De leeftijd van de patiënten is zeer variabel, gevallen van 10 tot 90 jaar zijn gemeld. De ziektepieken, dwz de leeftijd waarop de meeste patiënten de ziekte ontwikkelen, zijn rond de 30 en rond de 60 jaar (60-jarigen zijn vaak vrouwen bij wie al de diagnose is gesteld). nier ziekte eens in hun leven). Volgens een Chinees onderzoek naar het syndroom van Goodpasture hebben oudere patiënten meestal een wat milder beloop van het syndroom van Goodpasture.

Verloop van de ziekte

Aan het begin van de ziekte zijn er niet of nauwelijks autoantilichamen aanwezig en daarom zijn de symptomen nogal subtiel. Een lichte microhematurie kan al worden opgespoord in de urinetest (dwz er is al bloed in de urine, maar in zulke lage concentraties dat het helemaal niet met het blote oog zichtbaar is, maar alleen met behulp van speciale urineteststrips kan worden gediagnosticeerd). De beginnende schade aan de nieren kan leiden tot nierhypertensie, hoge bloeddruk veroorzaakt door verminderd nier functie, die op zijn beurt symptomen en complicaties kan veroorzaken.

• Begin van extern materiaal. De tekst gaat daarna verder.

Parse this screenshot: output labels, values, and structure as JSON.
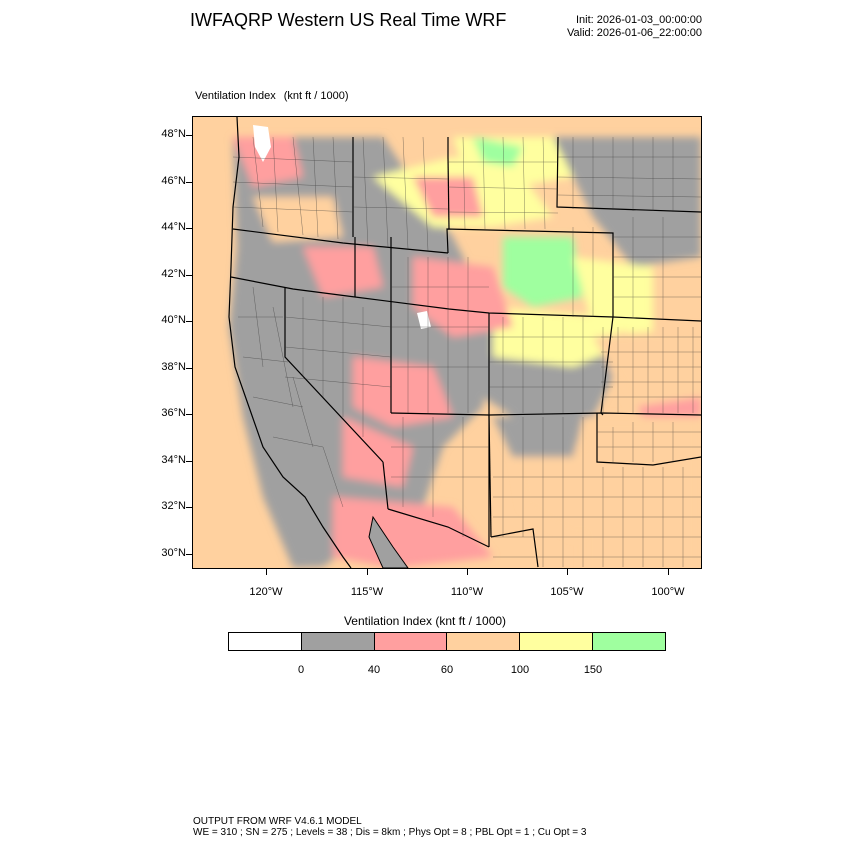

In de meeste gevallen wordt er echter pas een gedetailleerde diagnose gesteld als het syndroom van Goodpasture al in een vergevorderd stadium is en de patiënt moet hoesten. bloed en het bloed in de urine is ook duidelijk zichtbaar voor het menselijk oog. Deze twee kenmerken - het ophoesten van bloed en het bloed in de urine - zou een ervaren arts ertoe moeten aanzetten om het Goodpasture-syndroom te overwegen, vooral als dat het geval is nier mislukking vordert snel. Nier biopsie (het verzamelen van kleine monsters van de nier in een kleine chirurgische ingreep) is de veiligste manier om het syndroom van Goodpasture te diagnosticeren.

Het niermonster dat naar de histologie laboratorium kan dan worden gebruikt om snel progressief te diagnosticeren glomerulonefritis. In directe immunofluorescentie (een andere onderzoeksoptie voor artsen in een histologisch laboratorium) met fluorescentie antilichamen tegen humaan immunoglobuline wordt een lineaire fluorescentie aangetroffen op het glomerulaire basaalmembraan (quasi de "basisplaat" van het nierweefsel). In zeldzame gevallen domineert snel voortschrijdende nierinsufficiëntie zonder ophoesten van bloed.

Onder de laboratoriumwaarden geanalyseerd uit bloedmonsters, nierwaarden snel en sterk toenemen en circulerende anti-GBM-antilichamen kunnen ook worden gedetecteerd. De ernst van de symptomen waaraan de patiënt lijdt, hangt af van de hoeveelheid antilichamen die in het lichaam worden geproduceerd. Zodra het ophoesten van bloed begint, is een vergevorderd stadium van het Goodpasture-syndroom al bereikt en is onmiddellijke diagnose en therapie van het grootste belang.

Als het verloop van de ziekte foudroiant (= zeer stormachtig) is, treden ook ademhalingsinsufficiëntie en nierinsufficiëntie binnen korte tijd op. Door het bloedverlies via de urine worden patiënten ernstig bloedarmoede (gebrek aan bloed). Naarmate de nieren meer en meer aangetast worden, worden hypertensie en nierinsufficiëntie meer uitgesproken.

In het verleden was een ziekte als het Goodpasture-syndroom altijd dodelijk. Tegenwoordig is het echter dankzij de moderne methoden en mogelijkheden van de moderne geneeskunde mogelijk om ten minste de long betrokkenheid goed. Als de nieren echter eenmaal onvoldoende zijn geworden, kunnen ze niet meer worden genezen, zodat een niervervangende therapie, dwz dialyseof zelfs een niertransplantatie moet in overweging genomen worden.